In a clinical trial, the antibody-drug conjugate trastuzumab deruxtecan showed promising results in patients with advanced stomach cancer or cancer of the gastroesophageal junction (the area where the stomach meets the esophagus). As part of this landmark work, Peter Enzinger, MD, is participating in a phase II trial testing the conjugate in patients with HER2-positive stomach cancer that cannot be surgically removed or has metastasized.

Dana-Farber researchers have discovered that a subset of stomach and esophageal cancers harbor extra copies of the KRAS gene. Follow-up studies showed a combination of drugs inhibiting the SHP2 and MEK proteins works against such tumors. Based on these findings, Kimmie Ng, MD, MPH, is leading a multi-institutional phase I clinical trial testing SHP2 inhibition in patients with KRAS-amplified tumors, including gastric and esophageal cancers.

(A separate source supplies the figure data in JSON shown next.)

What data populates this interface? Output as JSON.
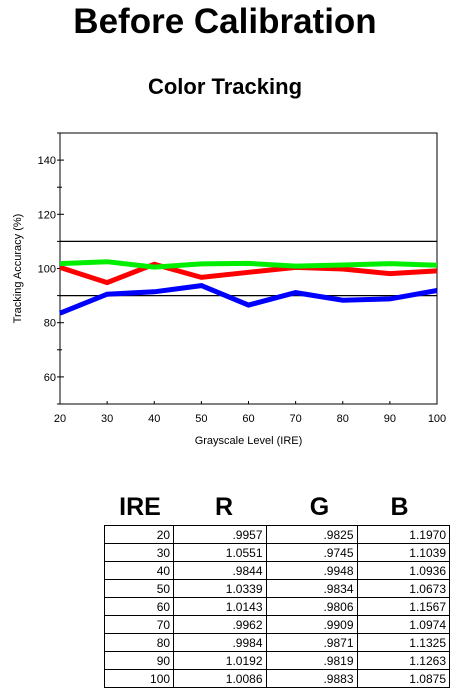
{
  "page_title": "Before Calibration",
  "chart_data": {
    "type": "line",
    "title": "Color Tracking",
    "xlabel": "Grayscale Level (IRE)",
    "ylabel": "Tracking Accuracy (%)",
    "x": [
      20,
      30,
      40,
      50,
      60,
      70,
      80,
      90,
      100
    ],
    "xlim": [
      20,
      100
    ],
    "ylim": [
      50,
      150
    ],
    "yticks": [
      60,
      80,
      100,
      120,
      140
    ],
    "reference_lines": [
      110,
      90
    ],
    "series": [
      {
        "color": "#ff0000",
        "values": [
          100.4,
          94.8,
          101.6,
          96.7,
          98.6,
          100.4,
          99.8,
          98.1,
          99.1
        ]
      },
      {
        "color": "#00ee00",
        "values": [
          101.8,
          102.5,
          100.5,
          101.7,
          101.9,
          100.9,
          101.3,
          101.8,
          101.2
        ]
      },
      {
        "color": "#0000ff",
        "values": [
          83.5,
          90.5,
          91.4,
          93.7,
          86.5,
          91.1,
          88.3,
          88.8,
          91.9
        ]
      }
    ],
    "grid": false
  },
  "table": {
    "headers": [
      "IRE",
      "R",
      "G",
      "B"
    ],
    "rows": [
      [
        "20",
        ".9957",
        ".9825",
        "1.1970"
      ],
      [
        "30",
        "1.0551",
        ".9745",
        "1.1039"
      ],
      [
        "40",
        ".9844",
        ".9948",
        "1.0936"
      ],
      [
        "50",
        "1.0339",
        ".9834",
        "1.0673"
      ],
      [
        "60",
        "1.0143",
        ".9806",
        "1.1567"
      ],
      [
        "70",
        ".9962",
        ".9909",
        "1.0974"
      ],
      [
        "80",
        ".9984",
        ".9871",
        "1.1325"
      ],
      [
        "90",
        "1.0192",
        ".9819",
        "1.1263"
      ],
      [
        "100",
        "1.0086",
        ".9883",
        "1.0875"
      ]
    ]
  }
}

A phase III clinical trial is comparing a combination of the drugs zolbetuximab and chemotherapy to chemotherapy plus a placebo in patients with a genetic subtype of stomach or gastroesophageal cancer that has spread or isn’t treatable with surgery.

About the Medical Reviewer

Dr. Enzinger received his college and medical degrees from Brown University in Providence, RI. He completed his Internal Medicine residency at the University of Rochester and his Medical Oncology and Hematology fellowship at Memorial Sloan-Kettering Cancer Center (Cornell University) in New York City. Additionally, he served as a Fogarty Fellow (Experimental Cell Biology) at Hospital St. Louis and the Universite Paris VII. He is board-certified in both Internal Medicine and Medical Oncology.